Internals of InnoDB mutexesVadim Tkachenko
InnoDB uses its own mutexes and read-write locks instead of POSIX-mutexes pthread_mutex*, the main reason for that is performance, but InnoDB’s implementation isn’t ideal and on modern SMP boxes can cause serious performance problems.
Let’s look on InnoDB mutex (schematic for simplification):
for (i=0; i< innodb_spin_locks;i++)
if (mutex_try_lock()) return; // success
// we are here if spin loop was not successful
reserve_cell in array of cell;
wait on condition_variable in reserved cell;
innodb_spin_locks is configurable via system variable innodb_sync_spin_loops (default value is 20)
There we have:
1. Spin-loop – InnoDB uses spin-loop in hopes thread locked mutex is very fast and will release mutex while current thread runs in spins, so there is saving of expensive context switching. However we can’t run spin very long as it eats CPU resources and after some loops it is reasonable to give CPU resource to concurrent threads.

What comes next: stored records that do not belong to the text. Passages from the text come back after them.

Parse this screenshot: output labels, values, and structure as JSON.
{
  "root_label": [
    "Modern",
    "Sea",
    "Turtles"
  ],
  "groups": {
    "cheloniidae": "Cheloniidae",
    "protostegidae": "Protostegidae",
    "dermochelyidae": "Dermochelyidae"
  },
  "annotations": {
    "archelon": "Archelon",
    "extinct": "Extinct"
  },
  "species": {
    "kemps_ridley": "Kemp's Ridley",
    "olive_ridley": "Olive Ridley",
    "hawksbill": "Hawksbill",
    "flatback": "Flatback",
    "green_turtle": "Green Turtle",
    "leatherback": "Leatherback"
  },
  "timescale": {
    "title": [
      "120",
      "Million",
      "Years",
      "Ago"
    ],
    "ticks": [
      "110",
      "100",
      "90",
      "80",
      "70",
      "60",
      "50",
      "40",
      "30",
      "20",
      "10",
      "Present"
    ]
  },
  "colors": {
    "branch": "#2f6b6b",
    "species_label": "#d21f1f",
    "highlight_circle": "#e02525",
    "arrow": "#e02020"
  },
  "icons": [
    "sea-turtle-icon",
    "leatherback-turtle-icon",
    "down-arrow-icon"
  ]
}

2. Wait on condition variable using cells from synchronization array. Synchronization array becomes from age of dinosaurs and Windows 95, where count of condition variables was limited, so InnoDB had to implement workaround. The same synchronization array is performance problematic, as it by itself uses mutex inside to protect cells.
With big respect to InnoDB team they still take care of users of Windows 95 I think it is better to remove synchronization array and use condition variables directly.
I’ve made the patch which simply replace array. We have reports from partners that this patch increase scalability on Solaris/Opteron boxes dramatically – so you can test it if you have multi-CPU boxes and high-concurrency load on InnoDB.